Base64 Encode/Decode
Encode it. Decode it. Forget what Base64 is for. Repeat.
What this does
Paste plain text, get Base64. Paste Base64, get plain text back. The tool auto-detects which direction you probably want, but you can force it either way. Handles UTF-8 properly, so emojis, accented characters, and CJK text won't turn into garbage on the other end.
Common use cases
Decoding data URIs. Those data:image/png;base64,... strings in CSS and HTML. Paste the encoded part, see what's in it.
Working with auth headers. HTTP Basic auth base64-encodes your username and password. Encoding is not encryption, a distinction that matters. This tool lets you encode credentials for testing or decode them when debugging.
Handling API payloads. Plenty of APIs return binary data as Base64 strings in JSON responses because JSON has no native binary type. JWTs are Base64url-encoded in each of their three segments.
Things to know
The UTF-8 handling is where most Base64 tools quietly break. The browser's built-in btoa() only handles Latin-1 characters. Throw an emoji at it and it throws an error. This tool runs text through TextEncoder first to get proper UTF-8 bytes, then encodes those. On decode, it reverses the process with TextDecoder. You can round-trip any Unicode character without losing anything.
Every 3 bytes of input become 4 characters of output, so Base64 data is about 33% larger than the original. That's the tradeoff: safe to embed anywhere, costs you some size.
Privacy
Runs entirely in your browser. No server, no logs, no upload. Your API tokens, auth headers, and mysterious encoded config values stay on your machine.
Questions
Is Base64 encryption?
No. Base64 is encoding, not encryption. It hides nothing and protects nothing. Anyone can decode it in one step, this tool included. Use it to move data safely through text-only channels, not to keep secrets.
What's the difference between Base64 and Base64url?

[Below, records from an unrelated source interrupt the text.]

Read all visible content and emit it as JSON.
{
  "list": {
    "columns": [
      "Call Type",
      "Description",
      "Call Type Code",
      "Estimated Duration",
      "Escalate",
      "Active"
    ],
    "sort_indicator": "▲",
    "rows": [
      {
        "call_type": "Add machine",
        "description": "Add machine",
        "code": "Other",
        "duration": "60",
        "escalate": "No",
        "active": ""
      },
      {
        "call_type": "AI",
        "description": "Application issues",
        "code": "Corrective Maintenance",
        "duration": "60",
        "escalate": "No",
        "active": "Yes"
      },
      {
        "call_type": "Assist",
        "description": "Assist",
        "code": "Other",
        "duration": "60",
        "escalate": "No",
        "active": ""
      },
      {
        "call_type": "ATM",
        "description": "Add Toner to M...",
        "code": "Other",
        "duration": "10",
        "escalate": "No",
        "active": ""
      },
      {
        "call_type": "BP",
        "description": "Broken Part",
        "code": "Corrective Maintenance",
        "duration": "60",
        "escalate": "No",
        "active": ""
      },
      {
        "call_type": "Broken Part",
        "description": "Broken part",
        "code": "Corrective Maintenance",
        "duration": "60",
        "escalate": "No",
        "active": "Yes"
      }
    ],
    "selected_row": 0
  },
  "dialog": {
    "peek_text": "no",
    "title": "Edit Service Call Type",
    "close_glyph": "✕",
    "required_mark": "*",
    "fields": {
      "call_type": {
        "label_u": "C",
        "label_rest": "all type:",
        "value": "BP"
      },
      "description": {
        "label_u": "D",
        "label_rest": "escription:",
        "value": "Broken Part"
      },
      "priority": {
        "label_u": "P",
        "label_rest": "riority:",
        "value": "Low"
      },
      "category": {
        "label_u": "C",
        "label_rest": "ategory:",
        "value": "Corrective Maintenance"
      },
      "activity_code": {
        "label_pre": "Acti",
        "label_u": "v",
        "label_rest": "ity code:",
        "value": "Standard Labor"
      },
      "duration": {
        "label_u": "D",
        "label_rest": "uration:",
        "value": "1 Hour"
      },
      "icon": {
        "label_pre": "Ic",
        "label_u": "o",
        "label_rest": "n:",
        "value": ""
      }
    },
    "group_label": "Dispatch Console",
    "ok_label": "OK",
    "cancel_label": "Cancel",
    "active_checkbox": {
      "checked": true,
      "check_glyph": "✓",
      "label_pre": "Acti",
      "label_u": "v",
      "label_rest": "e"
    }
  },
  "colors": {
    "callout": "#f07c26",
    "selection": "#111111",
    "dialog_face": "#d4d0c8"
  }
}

Base64url swaps the two characters that break URLs: + becomes - and / becomes _, and the trailing = padding usually gets dropped. JWTs use Base64url in all three segments. Regular Base64 is fine everywhere else.
Why is the Base64 output longer than my input?
Base64 turns every 3 bytes into 4 characters, so the output runs about 33% larger. That's the cost of making binary data safe to paste anywhere. Encode for safety, not for size.
Does it handle emojis and non-English text?
Yes. Plenty of Base64 tools choke on anything outside Latin-1 because they lean on the browser's raw btoa(). This one encodes proper UTF-8 first, so emojis, accents, and CJK characters round-trip cleanly.
Does it work offline?
Once the page has loaded, yes. Encoding and decoding run in your browser, so you can pull the network cable and it keeps working. Nothing was going to a server anyway.